• Co-Fusion: Real-time Segmentation, Tracking and Fusion of Multiple Objects

    In this paper we introduce a new dense SLAM system that takes a live stream of RGB-D images as input and segments the scene into different objects, using either motion or semantic cues, while simultaneously tracking and reconstructing their 3D shape in real time.

    Crucially, we use a multiple model fitting approach where each object can move independently from the background and still be effectively tracked and its shape fused over time using only the information from pixels associated with that object label. Previous attempts to deal with dynamic scenes have typically considered moving regions as outliers that are of no interest to the robot, and consequently do not model their shape or track their motion over time. In contrast, we enable the robot to maintain 3D models for each of the segmented objects and to improve them over time through fusion. As a result, our system has the benefit to enable a robot to maintain a scene description at the object level which has the potential to allow interactions with its working environment; even in the case of dynamic scenes.

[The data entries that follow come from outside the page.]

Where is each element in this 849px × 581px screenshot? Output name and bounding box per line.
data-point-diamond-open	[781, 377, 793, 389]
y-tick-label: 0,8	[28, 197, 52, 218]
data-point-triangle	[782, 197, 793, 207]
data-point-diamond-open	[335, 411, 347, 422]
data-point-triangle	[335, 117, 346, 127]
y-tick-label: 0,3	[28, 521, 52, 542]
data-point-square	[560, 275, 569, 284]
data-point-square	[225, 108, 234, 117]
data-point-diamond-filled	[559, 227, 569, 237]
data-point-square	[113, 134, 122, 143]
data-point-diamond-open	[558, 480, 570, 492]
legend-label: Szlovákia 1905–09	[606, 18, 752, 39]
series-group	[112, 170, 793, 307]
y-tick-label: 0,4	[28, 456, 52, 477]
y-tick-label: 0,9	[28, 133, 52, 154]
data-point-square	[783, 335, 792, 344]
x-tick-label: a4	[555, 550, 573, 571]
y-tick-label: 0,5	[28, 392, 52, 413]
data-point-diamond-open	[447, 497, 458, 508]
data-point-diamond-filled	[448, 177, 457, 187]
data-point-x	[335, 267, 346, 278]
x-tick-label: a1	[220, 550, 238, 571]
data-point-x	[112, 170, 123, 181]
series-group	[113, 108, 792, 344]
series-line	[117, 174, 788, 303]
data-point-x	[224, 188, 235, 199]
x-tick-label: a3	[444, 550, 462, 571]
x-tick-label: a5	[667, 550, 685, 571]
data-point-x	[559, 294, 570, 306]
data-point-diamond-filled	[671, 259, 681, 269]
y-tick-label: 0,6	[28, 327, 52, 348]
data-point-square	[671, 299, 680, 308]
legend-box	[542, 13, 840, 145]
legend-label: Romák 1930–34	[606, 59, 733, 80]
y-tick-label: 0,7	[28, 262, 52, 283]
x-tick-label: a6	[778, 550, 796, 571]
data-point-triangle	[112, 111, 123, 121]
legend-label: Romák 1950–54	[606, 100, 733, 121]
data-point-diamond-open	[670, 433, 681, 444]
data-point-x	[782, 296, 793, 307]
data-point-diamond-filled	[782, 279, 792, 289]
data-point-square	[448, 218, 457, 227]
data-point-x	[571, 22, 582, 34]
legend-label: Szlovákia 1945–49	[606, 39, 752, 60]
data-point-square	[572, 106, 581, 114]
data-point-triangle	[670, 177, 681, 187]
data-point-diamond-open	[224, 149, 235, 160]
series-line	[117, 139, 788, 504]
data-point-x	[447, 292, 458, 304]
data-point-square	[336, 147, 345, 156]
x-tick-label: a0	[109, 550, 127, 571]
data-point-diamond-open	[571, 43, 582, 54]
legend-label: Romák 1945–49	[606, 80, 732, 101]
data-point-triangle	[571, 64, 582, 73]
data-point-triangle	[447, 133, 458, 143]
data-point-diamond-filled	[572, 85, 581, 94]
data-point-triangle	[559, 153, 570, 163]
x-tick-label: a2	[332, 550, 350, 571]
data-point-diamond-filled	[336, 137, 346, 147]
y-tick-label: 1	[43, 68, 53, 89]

  • Camera-Agnostic Monocular SLAM and Semi-dense 3D Reconstruction

    This paper discusses localisation and mapping techniques based on a single camera. After introducing the given problem, which is known as monocular SLAM, a new camera agnostic monocular SLAM system (CAM-SLAM) is presented. It was developed within the scope of this work and is inspired by recently proposed SLAM-methods. In contrast to most other systems, it supports any central camera model such as for omnidirectional cameras. Experiments show that CAM-SLAM features similar accuracy as state-of-the-art methods, while being considerably more flexible.

  • Master-Thesis: Camera-Agnostic Monocular SLAM and Semi-Dense 3D Reconstruction

    This thesis discusses localization and mapping techniques based on a single camera. After introducing the given problem, which is known as monocular SLAM, an overview of related publications is provided. Relevant mathematical principles are presented and subsequently used to compare available methods in the abstract. During this comparison, state-of-the-art methods are analysed thoroughly. Various camera models are studied with emphasis on omnidirectional cameras, and corresponding techniques are investigated. Employing omnidirectional cameras imposes special requirements that are not met by common SLAM-methods. In this thesis, techniques that are applicable for traditional as well as omnidirectional cameras are evaluated. A new camera agnostic monocular SLAM system (CAM-SLAM) is presented. It was developed within the scope of this thesis and is inspired by recently proposed SLAM-methods. In contrast to most other systems, it supports any central camera model. Experiments show that CAM-SLAM features similar accuracy as state-of- the-art methods, while being considerably more flexible.

  • Bachelor-Thesis: Real-Time Hair Simulation and Rendering

    My bachelor thesis presents real-time techniques for virtual hair generation, simulation and rendering and discusses a prototype which has been implemented within the scope of this thesis. After examining properties of human hair in section 2, section 3 outlines simulation methods and explains mass-spring systems. All simulation methods are based on particles, which are used to generate geometry (section 4) and to subsequently render hair strands. The Kajiya and Kay’s, Marschner and an artist friendly shading system are reviewed in section, before describing shadow and self-shadowing techniques, such as deep opacity maps in section 5. While the subjects of the first sections are platform-independent methods and properties, section 6 presents DirectX 11-oriented implementation details. Finally, the prototype is used to analyse the quality as well as the efficiency of covered techniques in section 7.

  • 3DCIS: A Real-time Browser-rendered 3D Campus Information System Based On WebGL

    Most of the current real-time 3D web applications are only available with plug-ins as Flash or additional software as Java. Avoiding this drawback, the new WebGL technology provides hardware accelerated computer graphics for web browsers without requiring plug-ins. Using Blender, WebGL, the WebGL-expanding framework GLGE, and an in-house developed exporter B2G from Blender to GLGE we have realized the cutting-edge web application 3DCIS based on a complex 3D model of our campus. With 3DCIS one is able to explore the campus interactively and to become acquainted with local persons and institutions. Textual information about buildings, rooms and persons is linked with 3D model information to enhance the intuitive experience of 3DCIS.